The widening Univision commerce strategy
If we are to understand the emerging Univision digital strategy, we first have to understand the composition of this new Univision.
There's the Spanish-language TV Univision itself, the country's fifth-largest network, which continues to move through its own set of trials and tribulations and is often rumored for sale or a public debut. It's a legacy business trying to find growth.
In less than two years, Isaac Lee, now Univision's chief content officer and overseer of its digital businesses, has crafted a wide portfolio of digital properties, in part to provide that growth engine.
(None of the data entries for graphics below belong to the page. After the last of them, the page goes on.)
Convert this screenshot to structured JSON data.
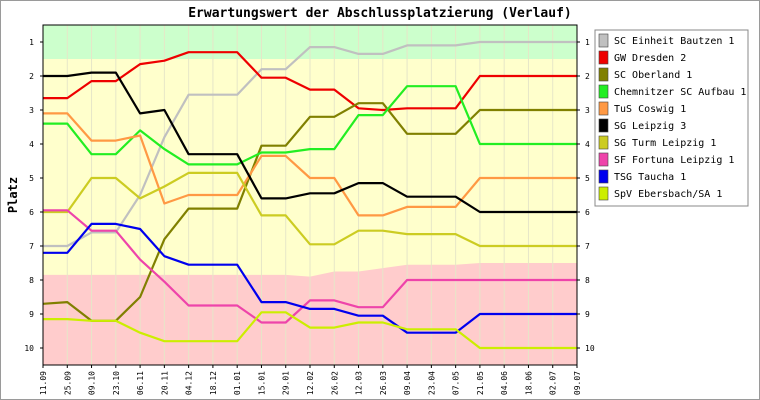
{
  "chart_data": {
    "type": "line",
    "title": "Erwartungswert der Abschlussplatzierung (Verlauf)",
    "ylabel": "Platz",
    "ylim": [
      0.5,
      10.5
    ],
    "y_inverted": true,
    "yticks": [
      1,
      2,
      3,
      4,
      5,
      6,
      7,
      8,
      9,
      10
    ],
    "x": [
      "11.09",
      "25.09",
      "09.10",
      "23.10",
      "06.11",
      "20.11",
      "04.12",
      "18.12",
      "01.01",
      "15.01",
      "29.01",
      "12.02",
      "26.02",
      "12.03",
      "26.03",
      "09.04",
      "23.04",
      "07.05",
      "21.05",
      "04.06",
      "18.06",
      "02.07",
      "09.07"
    ],
    "bands": [
      {
        "label": "promotion",
        "color": "#ccffcc",
        "to": [
          1.5,
          1.5,
          1.5,
          1.5,
          1.5,
          1.5,
          1.5,
          1.5,
          1.5,
          1.5,
          1.5,
          1.5,
          1.5,
          1.5,
          1.5,
          1.5,
          1.5,
          1.5,
          1.5,
          1.5,
          1.5,
          1.5,
          1.5
        ]
      },
      {
        "label": "relegation",
        "color": "#ffcccc",
        "from": [
          7.85,
          7.85,
          7.85,
          7.85,
          7.85,
          7.85,
          7.85,
          7.85,
          7.85,
          7.85,
          7.85,
          7.9,
          7.75,
          7.75,
          7.65,
          7.55,
          7.55,
          7.55,
          7.5,
          7.5,
          7.5,
          7.5,
          7.5
        ]
      }
    ],
    "series": [
      {
        "name": "SC Einheit Bautzen 1",
        "color": "#c0c0c0",
        "values": [
          7.0,
          7.0,
          6.6,
          6.6,
          5.5,
          3.8,
          2.55,
          2.55,
          2.55,
          1.8,
          1.8,
          1.15,
          1.15,
          1.35,
          1.35,
          1.1,
          1.1,
          1.1,
          1.0,
          1.0,
          1.0,
          1.0,
          1.0
        ]
      },
      {
        "name": "GW Dresden 2",
        "color": "#ee0000",
        "values": [
          2.65,
          2.65,
          2.15,
          2.15,
          1.65,
          1.55,
          1.3,
          1.3,
          1.3,
          2.05,
          2.05,
          2.4,
          2.4,
          2.95,
          3.0,
          2.95,
          2.95,
          2.95,
          2.0,
          2.0,
          2.0,
          2.0,
          2.0
        ]
      },
      {
        "name": "SC Oberland 1",
        "color": "#808000",
        "values": [
          8.7,
          8.65,
          9.2,
          9.2,
          8.5,
          6.8,
          5.9,
          5.9,
          5.9,
          4.05,
          4.05,
          3.2,
          3.2,
          2.8,
          2.8,
          3.7,
          3.7,
          3.7,
          3.0,
          3.0,
          3.0,
          3.0,
          3.0
        ]
      },
      {
        "name": "Chemnitzer SC Aufbau 1",
        "color": "#22ee22",
        "values": [
          3.4,
          3.4,
          4.3,
          4.3,
          3.6,
          4.15,
          4.6,
          4.6,
          4.6,
          4.25,
          4.25,
          4.15,
          4.15,
          3.15,
          3.15,
          2.3,
          2.3,
          2.3,
          4.0,
          4.0,
          4.0,
          4.0,
          4.0
        ]
      },
      {
        "name": "TuS Coswig 1",
        "color": "#ff9944",
        "values": [
          3.1,
          3.1,
          3.9,
          3.9,
          3.75,
          5.75,
          5.5,
          5.5,
          5.5,
          4.35,
          4.35,
          5.0,
          5.0,
          6.1,
          6.1,
          5.85,
          5.85,
          5.85,
          5.0,
          5.0,
          5.0,
          5.0,
          5.0
        ]
      },
      {
        "name": "SG Leipzig 3",
        "color": "#000000",
        "values": [
          2.0,
          2.0,
          1.9,
          1.9,
          3.1,
          3.0,
          4.3,
          4.3,
          4.3,
          5.6,
          5.6,
          5.45,
          5.45,
          5.15,
          5.15,
          5.55,
          5.55,
          5.55,
          6.0,
          6.0,
          6.0,
          6.0,
          6.0
        ]
      },
      {
        "name": "SG Turm Leipzig 1",
        "color": "#cccc22",
        "values": [
          6.0,
          6.0,
          5.0,
          5.0,
          5.6,
          5.25,
          4.85,
          4.85,
          4.85,
          6.1,
          6.1,
          6.95,
          6.95,
          6.55,
          6.55,
          6.65,
          6.65,
          6.65,
          7.0,
          7.0,
          7.0,
          7.0,
          7.0
        ]
      },
      {
        "name": "SF Fortuna Leipzig 1",
        "color": "#ee44aa",
        "values": [
          5.95,
          5.95,
          6.55,
          6.55,
          7.4,
          8.05,
          8.75,
          8.75,
          8.75,
          9.25,
          9.25,
          8.6,
          8.6,
          8.8,
          8.8,
          8.0,
          8.0,
          8.0,
          8.0,
          8.0,
          8.0,
          8.0,
          8.0
        ]
      },
      {
        "name": "TSG Taucha 1",
        "color": "#0000ee",
        "values": [
          7.2,
          7.2,
          6.35,
          6.35,
          6.5,
          7.3,
          7.55,
          7.55,
          7.55,
          8.65,
          8.65,
          8.85,
          8.85,
          9.05,
          9.05,
          9.55,
          9.55,
          9.55,
          9.0,
          9.0,
          9.0,
          9.0,
          9.0
        ]
      },
      {
        "name": "SpV Ebersbach/SA 1",
        "color": "#ccee00",
        "values": [
          9.15,
          9.15,
          9.2,
          9.2,
          9.55,
          9.8,
          9.8,
          9.8,
          9.8,
          8.95,
          8.95,
          9.4,
          9.4,
          9.25,
          9.25,
          9.45,
          9.45,
          9.45,
          10.0,
          10.0,
          10.0,
          10.0,
          10.0
        ]
      }
    ]
  }
}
This evolving collection of properties -- which may still find new additions -- tells us where the mothership -- Univision itself, a company with about $3 billion in revenue -- may be going.
You may not immediately recognize all of Univision's new offspring or know how they are related.
It's a cheaper by the dozen, hard-to-recognize family that Univision has become almost overnight, and almost all by adoption.
Today, its Gizmodo Media Group contains the six properties it got from the Gawker deal and two added in to the group, which was just christened in the fall. The Root, the impressive digital-only African-American news site Univision bought from Graham Holdings (GHC) two years ago, is now part of GMG. Then there's its homegrown Fusion.net, which has seen an eventful short life. Disney's (DIS) ABC and Univision created Fusion in October 2013 as a much-ballyhooed TV/digital, 50-50 partnership (that's the fusion) site aimed at millennials, with an emphasis on English-speaking Hispanics.